CUPINS NO AQUÁRIO

 

Sentia tanto medo do mar que se afogou em desespero ao molhar a ponta dos pés. Pensou em fugir, mas a coragem veio em ondas e fez com que ela naufragasse os tornozelos até o fôlego abandonar seus pulmões. Quase morreu asfixiada. De repente, pensou que viver talvez não fosse um risco desnecessário.

 

Em um salto mortal, suas panturrilhas mergulharam no desconhecido e, desta vez, o temor surgiu de um modo novo, quase sensual. Sorrir não poderia. Temia se distrair e acordar submersa em si mesma, que jamais fora salgada e muito menos profunda. Sempre doce. Sempre rasa. O prazer inesperado ─ esse libidinoso ladrão ─ estava lá. Tocou seus joelhos como a lamberia a língua de um amante há poucos dias saído de uma prisão chamada inexistência. Joelhos virgens e molhados de água da boca, água-viva. As coxas arderam, e era bom. Pouco parecia, mas ela ainda tinha medo.

 

Alguém gritou: Olhem a matuta!

 

 O oceano tocou sua vulva e disse: Não tema. Ao que ela respondeu: Eu quero. O mar a desvirginá-la, cansado de sereias frígidas, de marujos broxas, inundando precipícios abissais que nem mesmo os dedos dela. Nem mesmo. Então é isso que é uma mulher?, duvidou o mar. Então é isto que é uma mulher?, descobriu ela. E para que me servem os dedos se a água que sepulta marinheiros cabe toda em meu umbigo? E como faz cócegas! Não rio. Não posso. Que riam de mim, a matuta.

 

Em uma carícia de mãos cansadas, famintas, uma onda afagou seus seios. O som do mar ─ esse gemido de ancião que não dorme direito, que ronca, que ressona ─ reverberou nas mamas. Os peitos desbravando o oceano-colostro que poderia dissolvê-la e assimilá-la, se assim quisesse. Mas ele não quis. Preferiu observar até onde ela iria com aquelas hipotéticas negações de quem acabara de atravessar um deserto. 

 

A areia parecia distante e ela flutuou, esquecida que só devemos abandonar a terra quando afetados pela certeza da proximidade do céu. Um colar feito de água envolveu seu pescoço e a mais libidinosa das carícias roçou a nuca quase por completo submersa. Ela ergueu a cabeça e fixou os olhos no azul para o qual, naquele decisivo instante, havia decidido partir.
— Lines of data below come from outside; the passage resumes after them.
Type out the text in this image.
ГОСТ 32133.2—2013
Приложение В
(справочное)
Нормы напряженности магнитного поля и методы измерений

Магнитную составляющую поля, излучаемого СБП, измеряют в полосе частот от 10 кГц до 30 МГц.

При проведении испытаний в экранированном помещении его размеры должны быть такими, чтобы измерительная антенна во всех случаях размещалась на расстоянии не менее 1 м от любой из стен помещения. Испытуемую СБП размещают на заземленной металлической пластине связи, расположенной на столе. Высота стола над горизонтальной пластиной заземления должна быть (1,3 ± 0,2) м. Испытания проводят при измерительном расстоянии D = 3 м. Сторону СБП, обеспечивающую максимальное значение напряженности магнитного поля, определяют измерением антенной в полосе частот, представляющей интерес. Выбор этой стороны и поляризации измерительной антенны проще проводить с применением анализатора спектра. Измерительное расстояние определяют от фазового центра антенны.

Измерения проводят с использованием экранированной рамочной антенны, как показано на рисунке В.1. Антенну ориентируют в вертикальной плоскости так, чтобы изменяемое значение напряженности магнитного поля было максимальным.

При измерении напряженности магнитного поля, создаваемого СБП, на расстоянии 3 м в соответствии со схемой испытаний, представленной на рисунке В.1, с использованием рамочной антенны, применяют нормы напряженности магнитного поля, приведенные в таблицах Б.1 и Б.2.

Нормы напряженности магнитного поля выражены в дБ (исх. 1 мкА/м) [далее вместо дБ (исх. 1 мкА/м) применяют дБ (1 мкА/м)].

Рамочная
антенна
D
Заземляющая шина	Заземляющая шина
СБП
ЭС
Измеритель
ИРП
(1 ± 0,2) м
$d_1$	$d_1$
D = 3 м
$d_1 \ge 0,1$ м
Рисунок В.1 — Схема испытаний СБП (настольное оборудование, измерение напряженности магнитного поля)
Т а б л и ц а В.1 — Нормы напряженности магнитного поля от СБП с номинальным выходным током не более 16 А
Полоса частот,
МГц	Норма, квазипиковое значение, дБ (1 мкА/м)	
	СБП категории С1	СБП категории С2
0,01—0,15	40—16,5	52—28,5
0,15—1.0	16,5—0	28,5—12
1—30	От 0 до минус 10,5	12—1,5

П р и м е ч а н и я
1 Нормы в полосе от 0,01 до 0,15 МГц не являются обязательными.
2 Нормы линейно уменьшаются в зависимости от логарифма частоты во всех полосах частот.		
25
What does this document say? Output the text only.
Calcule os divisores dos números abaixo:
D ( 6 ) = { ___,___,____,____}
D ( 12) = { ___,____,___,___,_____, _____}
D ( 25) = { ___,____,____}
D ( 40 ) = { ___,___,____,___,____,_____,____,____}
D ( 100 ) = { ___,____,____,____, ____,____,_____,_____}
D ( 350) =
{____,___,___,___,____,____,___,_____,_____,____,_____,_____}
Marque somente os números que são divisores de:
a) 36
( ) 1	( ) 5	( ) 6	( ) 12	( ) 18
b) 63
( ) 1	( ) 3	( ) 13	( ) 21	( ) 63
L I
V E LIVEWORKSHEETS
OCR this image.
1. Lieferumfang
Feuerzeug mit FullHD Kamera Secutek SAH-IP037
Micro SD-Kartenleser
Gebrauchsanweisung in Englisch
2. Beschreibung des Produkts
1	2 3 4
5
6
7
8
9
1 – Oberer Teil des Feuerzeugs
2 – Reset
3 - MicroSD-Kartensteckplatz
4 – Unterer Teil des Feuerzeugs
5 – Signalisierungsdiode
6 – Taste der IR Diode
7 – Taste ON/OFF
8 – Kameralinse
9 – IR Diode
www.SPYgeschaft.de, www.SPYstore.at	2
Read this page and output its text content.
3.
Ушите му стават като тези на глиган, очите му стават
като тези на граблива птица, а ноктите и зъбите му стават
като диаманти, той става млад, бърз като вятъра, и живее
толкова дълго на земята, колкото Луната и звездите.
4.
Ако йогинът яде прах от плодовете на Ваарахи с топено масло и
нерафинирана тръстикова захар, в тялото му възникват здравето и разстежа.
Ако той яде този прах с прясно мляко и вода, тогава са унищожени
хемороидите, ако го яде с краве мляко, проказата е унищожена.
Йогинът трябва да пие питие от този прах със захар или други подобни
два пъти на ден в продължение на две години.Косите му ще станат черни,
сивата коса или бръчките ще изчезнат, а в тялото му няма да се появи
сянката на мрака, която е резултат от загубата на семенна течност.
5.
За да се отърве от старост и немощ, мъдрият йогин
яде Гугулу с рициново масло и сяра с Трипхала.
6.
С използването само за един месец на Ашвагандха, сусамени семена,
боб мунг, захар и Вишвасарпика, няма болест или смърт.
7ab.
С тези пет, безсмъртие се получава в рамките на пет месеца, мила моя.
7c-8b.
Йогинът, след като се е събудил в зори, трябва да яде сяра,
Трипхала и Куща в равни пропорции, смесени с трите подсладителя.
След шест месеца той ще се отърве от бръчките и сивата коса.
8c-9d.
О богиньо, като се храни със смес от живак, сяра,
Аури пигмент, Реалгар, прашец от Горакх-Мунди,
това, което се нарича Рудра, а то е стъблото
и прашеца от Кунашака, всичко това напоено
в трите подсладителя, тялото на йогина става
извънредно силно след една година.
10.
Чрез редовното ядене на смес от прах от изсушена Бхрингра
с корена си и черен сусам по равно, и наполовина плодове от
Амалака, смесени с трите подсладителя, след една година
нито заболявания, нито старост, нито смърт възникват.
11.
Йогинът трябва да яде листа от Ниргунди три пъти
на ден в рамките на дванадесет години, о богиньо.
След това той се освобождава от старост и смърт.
O sal do mar misturado ao das lágrimas. Em silêncio, ela se deixou afogar, e respirou, pela primeira vez, aliviada.

 

Salvem a matuta, gritou um homem cuja voz lhe pareceu contaminada por uma piedade áspera e vulgar. Ela se fez de surda diante do apelo e desapareceu sob as espumas. Antes de perder a consciência e adormecer livre da própria concha, pensou: Eu começo aqui.